The Innkeepers

It’s the final weekend of business for the dilapidated, rumored-to-be-haunted Yankee Pedlar Inn (an actual, still-operating “haunted” New England destination). That means it’s also the last chance for its curious, charmingly geeky employees Luke (Pat Healy) and Claire (Sara Paxton) to discover if there’s any truth to those rumors. During their waning days on-site they banter, drink beer, trade off shifts so the other can sleep, and briefly interact with the few remaining guests, consisting of a dejected woman and her young son, a boozing television star turned mystic (played by Kelly McGillis), and later a creepy old man who insists on staying in his former honeymoon suite located on the now-off-limits third floor. But most notably, the low-tech ghost-hunting duo explores the premises with recording gear in tow, persistent in their search for supernatural evidence.

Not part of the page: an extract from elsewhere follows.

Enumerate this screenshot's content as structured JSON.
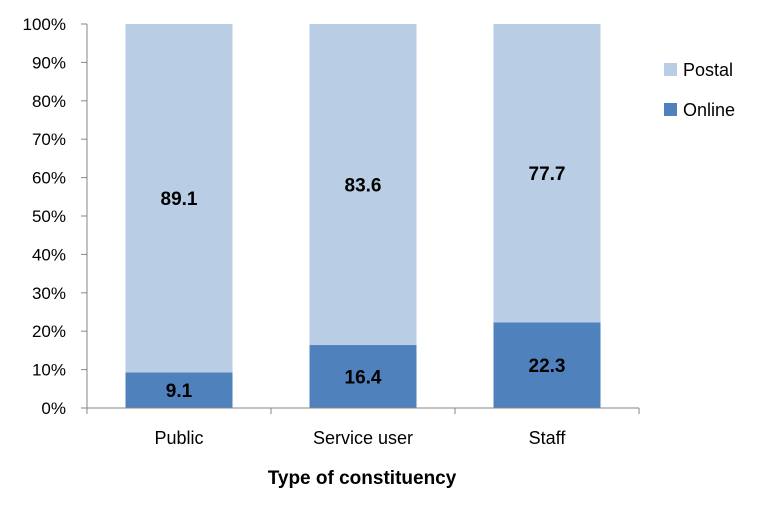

It’s said that slow and steady wins the race, and the film’s careful build to its (surprising) resolution is indeed victorious. So too are the perfectly attuned performances by Healy and Paxton (who fares immeasurably better than in the dreadful Shark Night, where her sole purpose was to look cute in a bikini), the confined setting (almost entirely limited to the inn), and the tone (just the right blend of frights and fun).

If his spot-on Eighties-retro House of the Devil (09) further established Ti West as the real deal, The Innkeepers has clinched it.